The legal basis is our legitimate interest in the security of our website and forms pursuant to Art. 6 para. 1 lit. f GDPR. Insofar as the use of reCAPTCHA requires access to end device information is used, the permissibility is also based on § 25 TDDDG.

15. Debt collection (Paywise)

In order to enforce outstanding claims, in particular from Pass memberships and ticket brokerage, we can the debt collection service provider Paywise Limited, Schönhauser Allee 163, 10435 Berlin, Germany, to order.

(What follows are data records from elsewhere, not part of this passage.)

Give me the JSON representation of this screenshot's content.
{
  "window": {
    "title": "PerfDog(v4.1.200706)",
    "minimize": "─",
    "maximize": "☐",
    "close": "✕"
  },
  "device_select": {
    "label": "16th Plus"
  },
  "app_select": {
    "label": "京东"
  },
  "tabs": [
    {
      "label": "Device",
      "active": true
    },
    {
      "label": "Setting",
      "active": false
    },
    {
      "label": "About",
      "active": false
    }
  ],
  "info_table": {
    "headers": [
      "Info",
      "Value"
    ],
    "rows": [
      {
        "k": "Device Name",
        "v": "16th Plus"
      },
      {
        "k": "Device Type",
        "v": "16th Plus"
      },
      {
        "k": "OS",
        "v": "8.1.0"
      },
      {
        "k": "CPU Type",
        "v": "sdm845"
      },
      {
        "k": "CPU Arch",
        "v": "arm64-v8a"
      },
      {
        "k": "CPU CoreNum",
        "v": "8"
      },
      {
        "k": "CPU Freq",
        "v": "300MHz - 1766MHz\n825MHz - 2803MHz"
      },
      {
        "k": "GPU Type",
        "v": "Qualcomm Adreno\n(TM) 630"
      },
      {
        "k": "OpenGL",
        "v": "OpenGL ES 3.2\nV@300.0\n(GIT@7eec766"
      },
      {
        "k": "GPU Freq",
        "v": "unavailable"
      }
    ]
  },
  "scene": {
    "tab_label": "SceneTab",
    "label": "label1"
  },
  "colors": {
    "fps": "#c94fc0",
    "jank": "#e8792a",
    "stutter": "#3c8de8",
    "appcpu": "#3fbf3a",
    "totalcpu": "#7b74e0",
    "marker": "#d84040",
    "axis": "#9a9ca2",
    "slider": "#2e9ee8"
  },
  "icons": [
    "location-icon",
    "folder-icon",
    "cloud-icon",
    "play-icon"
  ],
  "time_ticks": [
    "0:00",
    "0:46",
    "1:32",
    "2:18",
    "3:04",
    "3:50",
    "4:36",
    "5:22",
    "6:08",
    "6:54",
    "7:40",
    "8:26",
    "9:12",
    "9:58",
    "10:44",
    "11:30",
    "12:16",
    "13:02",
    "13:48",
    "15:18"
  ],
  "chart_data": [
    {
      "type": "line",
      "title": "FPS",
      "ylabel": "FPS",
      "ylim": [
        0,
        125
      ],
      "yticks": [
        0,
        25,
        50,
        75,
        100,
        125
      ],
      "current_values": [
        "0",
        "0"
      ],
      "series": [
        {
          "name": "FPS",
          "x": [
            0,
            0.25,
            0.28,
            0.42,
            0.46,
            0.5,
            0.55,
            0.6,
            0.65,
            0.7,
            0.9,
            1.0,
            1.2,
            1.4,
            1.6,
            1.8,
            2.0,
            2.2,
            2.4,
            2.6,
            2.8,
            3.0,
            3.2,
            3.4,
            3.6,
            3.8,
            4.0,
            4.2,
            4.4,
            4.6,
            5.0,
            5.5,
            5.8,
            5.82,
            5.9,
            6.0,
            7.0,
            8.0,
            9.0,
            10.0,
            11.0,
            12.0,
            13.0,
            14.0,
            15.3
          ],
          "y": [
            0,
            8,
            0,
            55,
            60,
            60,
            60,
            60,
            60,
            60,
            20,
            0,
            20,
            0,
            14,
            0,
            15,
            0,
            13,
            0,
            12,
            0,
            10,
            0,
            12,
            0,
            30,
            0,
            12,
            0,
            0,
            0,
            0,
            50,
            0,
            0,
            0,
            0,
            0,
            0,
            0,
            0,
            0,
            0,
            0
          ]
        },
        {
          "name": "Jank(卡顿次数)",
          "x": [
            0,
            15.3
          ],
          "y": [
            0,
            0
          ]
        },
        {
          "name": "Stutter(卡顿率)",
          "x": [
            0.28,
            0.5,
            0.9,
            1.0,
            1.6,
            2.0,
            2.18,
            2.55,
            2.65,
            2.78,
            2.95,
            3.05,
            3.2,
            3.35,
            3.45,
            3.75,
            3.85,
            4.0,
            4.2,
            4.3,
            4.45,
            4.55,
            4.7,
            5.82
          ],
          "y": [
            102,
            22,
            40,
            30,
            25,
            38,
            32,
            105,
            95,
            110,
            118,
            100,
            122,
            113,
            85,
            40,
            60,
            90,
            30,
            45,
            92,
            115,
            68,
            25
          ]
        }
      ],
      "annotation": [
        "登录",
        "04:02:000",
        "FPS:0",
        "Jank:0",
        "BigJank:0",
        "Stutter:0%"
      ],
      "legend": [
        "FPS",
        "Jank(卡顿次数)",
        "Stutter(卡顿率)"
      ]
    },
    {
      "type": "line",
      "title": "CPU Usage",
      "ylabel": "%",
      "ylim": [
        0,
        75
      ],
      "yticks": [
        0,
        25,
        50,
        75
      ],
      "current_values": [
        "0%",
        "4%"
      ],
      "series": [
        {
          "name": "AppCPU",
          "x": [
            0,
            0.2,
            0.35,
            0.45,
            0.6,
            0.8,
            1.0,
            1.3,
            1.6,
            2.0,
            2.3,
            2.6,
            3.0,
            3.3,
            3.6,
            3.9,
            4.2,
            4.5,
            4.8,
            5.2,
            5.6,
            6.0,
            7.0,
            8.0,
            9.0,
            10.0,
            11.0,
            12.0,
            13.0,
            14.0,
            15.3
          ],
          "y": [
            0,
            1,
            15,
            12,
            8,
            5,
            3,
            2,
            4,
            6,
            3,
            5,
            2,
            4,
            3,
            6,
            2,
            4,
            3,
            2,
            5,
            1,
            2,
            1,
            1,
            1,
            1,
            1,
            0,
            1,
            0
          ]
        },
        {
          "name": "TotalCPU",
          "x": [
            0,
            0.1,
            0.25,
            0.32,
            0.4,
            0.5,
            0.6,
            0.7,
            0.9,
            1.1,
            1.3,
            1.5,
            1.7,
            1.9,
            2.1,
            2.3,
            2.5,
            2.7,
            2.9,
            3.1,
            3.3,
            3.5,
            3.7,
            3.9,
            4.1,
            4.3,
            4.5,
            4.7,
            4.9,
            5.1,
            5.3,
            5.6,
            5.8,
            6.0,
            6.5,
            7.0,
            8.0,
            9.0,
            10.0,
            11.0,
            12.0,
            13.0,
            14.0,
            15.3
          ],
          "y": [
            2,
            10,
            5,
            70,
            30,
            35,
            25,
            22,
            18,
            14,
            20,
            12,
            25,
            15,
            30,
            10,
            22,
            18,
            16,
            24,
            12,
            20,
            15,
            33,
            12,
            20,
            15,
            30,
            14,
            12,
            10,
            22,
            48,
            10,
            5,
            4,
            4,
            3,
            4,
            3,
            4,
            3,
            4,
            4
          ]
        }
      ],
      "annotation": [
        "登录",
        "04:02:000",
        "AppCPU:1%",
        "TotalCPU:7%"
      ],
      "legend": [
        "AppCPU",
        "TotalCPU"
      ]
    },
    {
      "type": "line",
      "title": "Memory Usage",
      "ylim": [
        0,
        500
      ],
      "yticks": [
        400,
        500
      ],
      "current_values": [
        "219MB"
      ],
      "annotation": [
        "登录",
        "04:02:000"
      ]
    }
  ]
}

In this context, we may transfer the following data to Paywise:

• Personal and contact details (name, address, email, telephone number)
• Contract and booking details (e.g. event concerned, Pass membership, invoice number)
• Receivables data (invoice amount, outstanding amounts, reminder levels)
• Communication and payment information (e.g. previous reminders, payment attempts)

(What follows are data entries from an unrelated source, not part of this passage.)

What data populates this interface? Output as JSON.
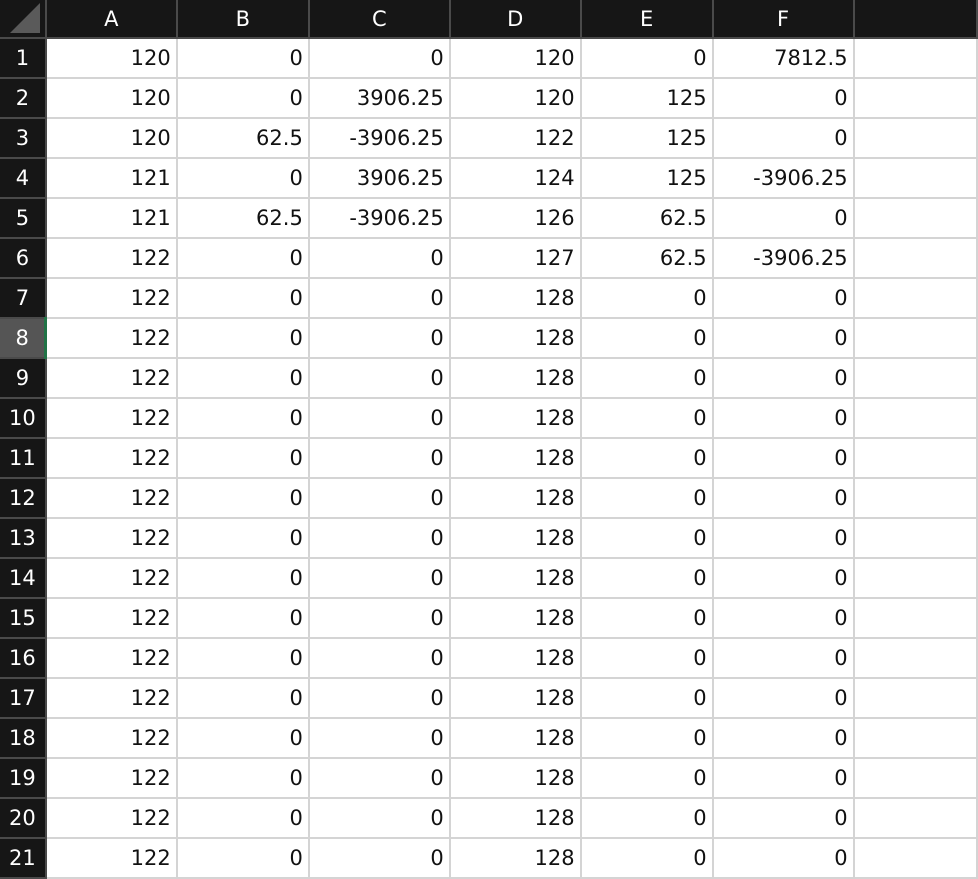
{
  "colors": {
    "header_bg": "#161616",
    "selected_row_header": "#555555",
    "selection_accent": "#217346",
    "gridline": "#d4d4d4"
  },
  "columns": [
    "A",
    "B",
    "C",
    "D",
    "E",
    "F",
    ""
  ],
  "selected_row": 8,
  "rows": [
    {
      "n": "1",
      "cells": [
        "120",
        "0",
        "0",
        "120",
        "0",
        "7812.5",
        ""
      ]
    },
    {
      "n": "2",
      "cells": [
        "120",
        "0",
        "3906.25",
        "120",
        "125",
        "0",
        ""
      ]
    },
    {
      "n": "3",
      "cells": [
        "120",
        "62.5",
        "-3906.25",
        "122",
        "125",
        "0",
        ""
      ]
    },
    {
      "n": "4",
      "cells": [
        "121",
        "0",
        "3906.25",
        "124",
        "125",
        "-3906.25",
        ""
      ]
    },
    {
      "n": "5",
      "cells": [
        "121",
        "62.5",
        "-3906.25",
        "126",
        "62.5",
        "0",
        ""
      ]
    },
    {
      "n": "6",
      "cells": [
        "122",
        "0",
        "0",
        "127",
        "62.5",
        "-3906.25",
        ""
      ]
    },
    {
      "n": "7",
      "cells": [
        "122",
        "0",
        "0",
        "128",
        "0",
        "0",
        ""
      ]
    },
    {
      "n": "8",
      "cells": [
        "122",
        "0",
        "0",
        "128",
        "0",
        "0",
        ""
      ]
    },
    {
      "n": "9",
      "cells": [
        "122",
        "0",
        "0",
        "128",
        "0",
        "0",
        ""
      ]
    },
    {
      "n": "10",
      "cells": [
        "122",
        "0",
        "0",
        "128",
        "0",
        "0",
        ""
      ]
    },
    {
      "n": "11",
      "cells": [
        "122",
        "0",
        "0",
        "128",
        "0",
        "0",
        ""
      ]
    },
    {
      "n": "12",
      "cells": [
        "122",
        "0",
        "0",
        "128",
        "0",
        "0",
        ""
      ]
    },
    {
      "n": "13",
      "cells": [
        "122",
        "0",
        "0",
        "128",
        "0",
        "0",
        ""
      ]
    },
    {
      "n": "14",
      "cells": [
        "122",
        "0",
        "0",
        "128",
        "0",
        "0",
        ""
      ]
    },
    {
      "n": "15",
      "cells": [
        "122",
        "0",
        "0",
        "128",
        "0",
        "0",
        ""
      ]
    },
    {
      "n": "16",
      "cells": [
        "122",
        "0",
        "0",
        "128",
        "0",
        "0",
        ""
      ]
    },
    {
      "n": "17",
      "cells": [
        "122",
        "0",
        "0",
        "128",
        "0",
        "0",
        ""
      ]
    },
    {
      "n": "18",
      "cells": [
        "122",
        "0",
        "0",
        "128",
        "0",
        "0",
        ""
      ]
    },
    {
      "n": "19",
      "cells": [
        "122",
        "0",
        "0",
        "128",
        "0",
        "0",
        ""
      ]
    },
    {
      "n": "20",
      "cells": [
        "122",
        "0",
        "0",
        "128",
        "0",
        "0",
        ""
      ]
    },
    {
      "n": "21",
      "cells": [
        "122",
        "0",
        "0",
        "128",
        "0",
        "0",
        ""
      ]
    }
  ]
}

The purpose of the processing is the assertion and enforcement of our justified claims and the defence against defence against unfounded claims. The legal bases are Art. 6 para. 1 lit. b GDPR, Art. 6 para. 1 lit. f GDPR and - where relevant - Art. 6 para. 1 lit. c GDPR.

16. Storage period

We only store personal data for as long as is necessary for the respective purposes or as long as we are we are legally obliged to do so. The storage period depends in particular on:

• Term of contracts and passport memberships,
• statutory retention periods (e.g. regularly 10 years under tax and commercial law),
• Limitation periods for civil law claims,
• Your consent (until revoked).

After expiry of the respective deadlines, the data will be deleted or anonymised, provided that legal retention obligations or overriding legitimate interests do not prevent this.

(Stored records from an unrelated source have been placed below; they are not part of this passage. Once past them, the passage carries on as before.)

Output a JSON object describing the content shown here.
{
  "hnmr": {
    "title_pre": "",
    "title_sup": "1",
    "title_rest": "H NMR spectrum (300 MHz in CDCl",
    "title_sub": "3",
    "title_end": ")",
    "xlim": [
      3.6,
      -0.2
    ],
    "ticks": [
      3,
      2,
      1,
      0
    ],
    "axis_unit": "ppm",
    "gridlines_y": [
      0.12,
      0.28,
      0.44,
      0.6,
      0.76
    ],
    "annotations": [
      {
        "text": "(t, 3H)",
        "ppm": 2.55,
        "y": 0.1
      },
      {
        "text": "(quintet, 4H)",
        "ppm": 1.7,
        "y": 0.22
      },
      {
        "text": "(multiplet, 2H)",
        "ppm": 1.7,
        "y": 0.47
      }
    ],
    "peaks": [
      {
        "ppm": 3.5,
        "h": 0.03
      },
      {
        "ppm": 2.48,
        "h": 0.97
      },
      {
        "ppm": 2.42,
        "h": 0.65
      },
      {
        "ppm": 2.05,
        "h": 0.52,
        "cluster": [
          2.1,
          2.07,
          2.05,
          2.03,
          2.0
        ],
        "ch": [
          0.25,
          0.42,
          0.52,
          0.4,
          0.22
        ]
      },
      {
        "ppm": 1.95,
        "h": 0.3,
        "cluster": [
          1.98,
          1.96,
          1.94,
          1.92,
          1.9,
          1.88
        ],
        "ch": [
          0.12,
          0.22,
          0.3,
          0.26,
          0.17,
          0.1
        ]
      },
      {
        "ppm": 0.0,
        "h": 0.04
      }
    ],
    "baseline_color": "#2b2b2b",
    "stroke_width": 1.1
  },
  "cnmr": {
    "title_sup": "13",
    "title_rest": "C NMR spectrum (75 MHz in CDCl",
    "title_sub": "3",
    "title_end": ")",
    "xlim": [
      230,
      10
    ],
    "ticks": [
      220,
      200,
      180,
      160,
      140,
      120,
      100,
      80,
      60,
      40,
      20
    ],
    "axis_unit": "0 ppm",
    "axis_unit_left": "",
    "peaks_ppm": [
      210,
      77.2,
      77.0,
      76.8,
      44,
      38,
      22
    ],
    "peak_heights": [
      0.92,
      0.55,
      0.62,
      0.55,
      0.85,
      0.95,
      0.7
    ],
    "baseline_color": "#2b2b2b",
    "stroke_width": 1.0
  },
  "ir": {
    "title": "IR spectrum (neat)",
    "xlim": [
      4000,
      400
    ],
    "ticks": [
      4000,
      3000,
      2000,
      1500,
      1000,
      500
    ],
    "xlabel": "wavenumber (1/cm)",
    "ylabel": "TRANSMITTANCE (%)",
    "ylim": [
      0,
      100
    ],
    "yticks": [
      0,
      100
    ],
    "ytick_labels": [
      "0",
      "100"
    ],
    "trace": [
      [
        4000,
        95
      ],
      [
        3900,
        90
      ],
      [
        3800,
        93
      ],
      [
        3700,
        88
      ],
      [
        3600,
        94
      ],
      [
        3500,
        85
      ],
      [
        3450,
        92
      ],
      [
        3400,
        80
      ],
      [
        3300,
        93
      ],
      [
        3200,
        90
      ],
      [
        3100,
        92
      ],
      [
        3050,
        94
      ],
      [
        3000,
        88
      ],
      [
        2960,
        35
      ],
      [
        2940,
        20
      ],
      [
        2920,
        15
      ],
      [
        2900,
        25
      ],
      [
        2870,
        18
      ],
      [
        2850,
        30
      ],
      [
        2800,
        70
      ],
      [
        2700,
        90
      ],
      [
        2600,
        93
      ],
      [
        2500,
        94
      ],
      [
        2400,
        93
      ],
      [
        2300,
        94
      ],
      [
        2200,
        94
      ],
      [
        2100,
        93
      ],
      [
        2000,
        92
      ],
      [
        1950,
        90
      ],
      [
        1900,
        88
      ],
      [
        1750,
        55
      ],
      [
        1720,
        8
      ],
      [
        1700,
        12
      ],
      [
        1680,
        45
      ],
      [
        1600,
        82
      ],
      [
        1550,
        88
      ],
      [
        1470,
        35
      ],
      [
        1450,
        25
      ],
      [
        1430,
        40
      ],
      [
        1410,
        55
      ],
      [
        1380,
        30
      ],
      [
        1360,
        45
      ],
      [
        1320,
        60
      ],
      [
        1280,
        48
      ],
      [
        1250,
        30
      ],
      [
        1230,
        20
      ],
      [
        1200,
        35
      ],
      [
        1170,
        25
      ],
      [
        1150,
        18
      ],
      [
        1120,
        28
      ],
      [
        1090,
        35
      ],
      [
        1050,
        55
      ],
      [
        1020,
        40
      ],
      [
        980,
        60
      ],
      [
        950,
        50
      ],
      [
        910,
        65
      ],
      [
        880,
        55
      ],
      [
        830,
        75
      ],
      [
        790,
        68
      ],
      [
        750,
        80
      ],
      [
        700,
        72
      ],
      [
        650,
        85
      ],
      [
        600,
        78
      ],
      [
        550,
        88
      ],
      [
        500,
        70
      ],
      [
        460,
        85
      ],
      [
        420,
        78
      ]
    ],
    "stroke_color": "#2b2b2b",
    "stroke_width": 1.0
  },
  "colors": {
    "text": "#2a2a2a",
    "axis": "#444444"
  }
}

17. Obligation to provide data

In the context of enquiries, bookings and passport applications, the data to be provided is that which is necessary for the necessary or legally required for the execution of the respective process. Without this data we cannot conclude or fulfil the contract. All other information is voluntary.

18. Your rights as a data subject

You have the following rights within the scope of the legal requirements:

• Right to information about your personal data processed by us (Art. 15 GDPR)
• Right to rectification Incorrect or incomplete data (Art. 16 GDPR)
• Right to erasure (Art. 17 GDPR), provided that there are no legal retention obligations to the contrary
• Right to restriction of processing (Art. 18 GDPR)
• Right to data portability (Art. 20 GDPR)
• right of objection against processing based on Article 6(1)(e) or (f) of the GDPR (Article 21 of the GDPR)
• Right of withdrawal withdrawn consent with effect for the future (Art. 7(3) GDPR)

You may contact us at any time to exercise your rights: office@vto-elite-hospitality.com

19. Right to lodge a complaint with a supervisory authority

You have the right to lodge a complaint with a data protection supervisory authority if you are of the opinion that the processing of your personal data violates the GDPR. The competent authority is in particular the supervisory authority of the federal state in which you have your habitual residence or the authority responsible for the competent authority for the registered office of our company.

20. Data security

We take appropriate technical and organisational measures to protect your data from loss, misuse, unauthorised access, alteration and destruction. This includes, in particular, encryption during transmission (SSL/TLS), access and authorisation concepts and regular system updates.

21. Amendments to this privacy policy

We reserve the right to amend this privacy policy in order to adapt it to changes in the legal situation, technical developments or changes to our services. Your visit will always be subject to the current version published on this page.